1. A Dignidade Constitucional da Inafiançabilidade

A inafiançabilidade tem sido indubitavelmente um dos institutos mais ignorados do direito brasileiro. Os doutrinadores do direito processual penal já há muito tempo a tratam com um certo desdém, e os constitucionalistas tampouco a veem com grande estima, sendo que alguns dos manuais mais completos não lhe dispensam qualquer atenção.

Tamanho descaso para com um instituto incluído no rol de direitos fundamentais da Constituição da República é irredimível, mormente se levado em consideração a grande discrepância jurisprudencial quanto à sua correta aplicação. É imperativo recordar que o Poder Constituinte Originário relacionou como inafiançáveis nada menos do que seis diferentes categorias de delitos – racismo, tortura, tráfico ilícito de entorpecentes, crimes hediondos, terrorismo e ação de grupos armados contra a ordem constitucional e o Estado Democrático – o que por si só já justificaria um estudo mais focado sobre o tema.

Outrossim, trata-se de um instituto assaz relevante dentro do sistema constitucional de imunidades parlamentares, na medida em que o art. 53, § 2º da Lei Maior somente autoriza a prisão de Deputados e Senadores na existência de situação de flagrância de crimes para os quais a fiança seja inacessível. Como as Leis Orgânicas da Magistratura e do Ministério Público também contam com disposições semelhantes, a inafiançabilidade repercute igualmente sobre as prerrogativas dos integrantes destas carreiras.

Além disso, convém registrar que as variadas interpretações que os tribunais tem conferido à matéria afetam sobejamente direitos e garantias fundamentais, a exemplo da liberdade dos cidadãos, da restritividade das prisões cautelares e da obrigação de motivação das decisões judiciais. Não se pode deixar de tomar em consideração o fato de que muitos réus permaneciam detidos por período prolongado unicamente porque consta do auto de prisão em flagrante menção a delito inafiançável, o que levava alguns juízes a manterem a custódia de forma quase maquinal.

Finalmente, vê-se que a própria observância do devido processo legal pode exibir íntima relação com a interdição da caução, tendo em vista que o Código de Processo Penal distingue o rito procedimental para delitos praticados por servidor público, a depender da afiançabilidade ou não das infrações imputadas.

O tema demonstra ao mesmo tempo grande atualidade, diante do novo fôlego dado à fiança criminal com a recente sanção da Lei 12.403 de 2011, evento que demanda novas reflexões sobre esta medida cautelar e sobre as situações de sua inacessibilidade.
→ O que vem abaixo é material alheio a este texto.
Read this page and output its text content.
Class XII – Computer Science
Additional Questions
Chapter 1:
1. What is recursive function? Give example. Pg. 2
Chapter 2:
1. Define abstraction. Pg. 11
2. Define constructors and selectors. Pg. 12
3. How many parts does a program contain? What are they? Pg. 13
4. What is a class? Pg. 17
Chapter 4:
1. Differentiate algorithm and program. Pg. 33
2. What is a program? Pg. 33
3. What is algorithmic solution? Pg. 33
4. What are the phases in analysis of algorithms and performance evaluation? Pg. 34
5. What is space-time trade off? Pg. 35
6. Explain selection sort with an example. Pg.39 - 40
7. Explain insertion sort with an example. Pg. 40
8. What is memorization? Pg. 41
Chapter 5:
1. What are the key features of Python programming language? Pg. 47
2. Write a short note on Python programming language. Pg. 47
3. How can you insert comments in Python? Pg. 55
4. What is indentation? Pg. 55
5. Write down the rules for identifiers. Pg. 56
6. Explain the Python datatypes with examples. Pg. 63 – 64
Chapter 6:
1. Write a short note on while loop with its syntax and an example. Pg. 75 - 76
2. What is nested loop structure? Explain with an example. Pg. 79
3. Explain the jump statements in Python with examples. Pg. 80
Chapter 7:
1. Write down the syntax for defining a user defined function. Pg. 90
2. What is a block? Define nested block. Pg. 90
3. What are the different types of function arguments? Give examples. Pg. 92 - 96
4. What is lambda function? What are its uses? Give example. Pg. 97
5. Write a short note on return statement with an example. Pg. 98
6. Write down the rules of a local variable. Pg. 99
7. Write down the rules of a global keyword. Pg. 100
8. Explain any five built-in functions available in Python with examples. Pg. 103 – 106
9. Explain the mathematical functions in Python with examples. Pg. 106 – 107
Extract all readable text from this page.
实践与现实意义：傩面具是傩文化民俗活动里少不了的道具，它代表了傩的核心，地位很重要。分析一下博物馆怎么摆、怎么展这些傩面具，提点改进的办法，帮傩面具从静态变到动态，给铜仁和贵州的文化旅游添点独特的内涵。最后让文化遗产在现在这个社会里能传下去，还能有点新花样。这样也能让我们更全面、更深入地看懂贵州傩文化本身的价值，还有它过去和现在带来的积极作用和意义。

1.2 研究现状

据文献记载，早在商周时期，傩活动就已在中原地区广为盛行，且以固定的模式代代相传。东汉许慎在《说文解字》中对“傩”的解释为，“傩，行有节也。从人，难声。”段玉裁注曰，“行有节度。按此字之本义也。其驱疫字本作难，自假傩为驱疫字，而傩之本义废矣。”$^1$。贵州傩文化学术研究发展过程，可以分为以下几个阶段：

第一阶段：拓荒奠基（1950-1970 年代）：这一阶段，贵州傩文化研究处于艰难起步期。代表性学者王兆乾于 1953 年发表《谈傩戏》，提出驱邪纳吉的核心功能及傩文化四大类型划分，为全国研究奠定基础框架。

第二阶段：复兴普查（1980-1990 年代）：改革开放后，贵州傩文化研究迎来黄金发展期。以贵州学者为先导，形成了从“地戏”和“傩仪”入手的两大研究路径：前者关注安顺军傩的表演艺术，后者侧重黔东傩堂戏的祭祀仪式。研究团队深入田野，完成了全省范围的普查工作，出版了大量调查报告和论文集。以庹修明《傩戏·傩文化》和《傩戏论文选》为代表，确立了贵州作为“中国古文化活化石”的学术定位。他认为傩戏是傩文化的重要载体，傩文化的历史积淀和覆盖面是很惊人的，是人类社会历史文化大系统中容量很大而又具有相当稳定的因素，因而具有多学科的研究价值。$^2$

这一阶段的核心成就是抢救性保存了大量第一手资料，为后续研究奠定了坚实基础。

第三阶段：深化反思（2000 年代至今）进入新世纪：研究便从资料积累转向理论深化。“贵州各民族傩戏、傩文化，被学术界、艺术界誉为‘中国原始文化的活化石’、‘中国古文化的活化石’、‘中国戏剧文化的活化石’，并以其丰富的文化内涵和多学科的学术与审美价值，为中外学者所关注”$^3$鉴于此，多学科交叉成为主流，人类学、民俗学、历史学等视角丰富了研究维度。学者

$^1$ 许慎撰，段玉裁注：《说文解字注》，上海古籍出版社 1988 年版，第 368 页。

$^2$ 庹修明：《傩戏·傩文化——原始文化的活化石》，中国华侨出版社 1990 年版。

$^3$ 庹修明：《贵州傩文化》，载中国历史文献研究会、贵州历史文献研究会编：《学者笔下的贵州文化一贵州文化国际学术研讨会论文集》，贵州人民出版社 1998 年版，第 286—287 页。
Para melhor compreender a inserção da questão dentro do todo maior que é o processo penal constitucional, faz-se necessária uma breve reconstrução temporal da inafiançabilidade, expondo-a inicialmente nos moldes em que ela foi erigida pelo legislador de 1941, para em seguida acompanhar a contradição inserida na sistemática codificada, referendada pela Constituição de 1988, com a supervalorização da liberdade provisória sem fiança.

Feito este introito histórico, não sem antes dar uma rápida mirada nas posições adotadas pelo Supremo Tribunal Federal sobre o tópico, se demonstrará como o instituto ora em análise passou por um processo de mutação constitucional, levado a cabo com as modificações promovidas pela Lei 12.403. Com isto, a inafiançabilidade enfim pode se desvencilhar dos significados que antes lhe eram conferidos para revestir-se de um novo perfil, mais adequado a um processo penal equilibrado e preservador dos valores constitucionais em sua inteireza.


2. A Inafiançabilidade no Código de Processo Penal de 1941

O Código de Processo Penal de 1941 nasceu comprometido com as ideologias totalitárias que grassavam pelos Estados na primeira metade do Século XX. Para realizar essa constatação, é suficiente observar que ele foi editado sob a égide da ditadura de Getúlio Vargas, tendo como principal referencial teórico a legislação processual penal da Itália fascista. Suas bases são decididamente autoritárias, nutridas por um espírito inquisitivo, atributos facilmente perceptíveis na disciplina original do subsistema das medidas cautelares, que se reportava à liberdade como provisória quando, em um Estado Democrático de Direito, na realidade provisória deveria ser a prisão.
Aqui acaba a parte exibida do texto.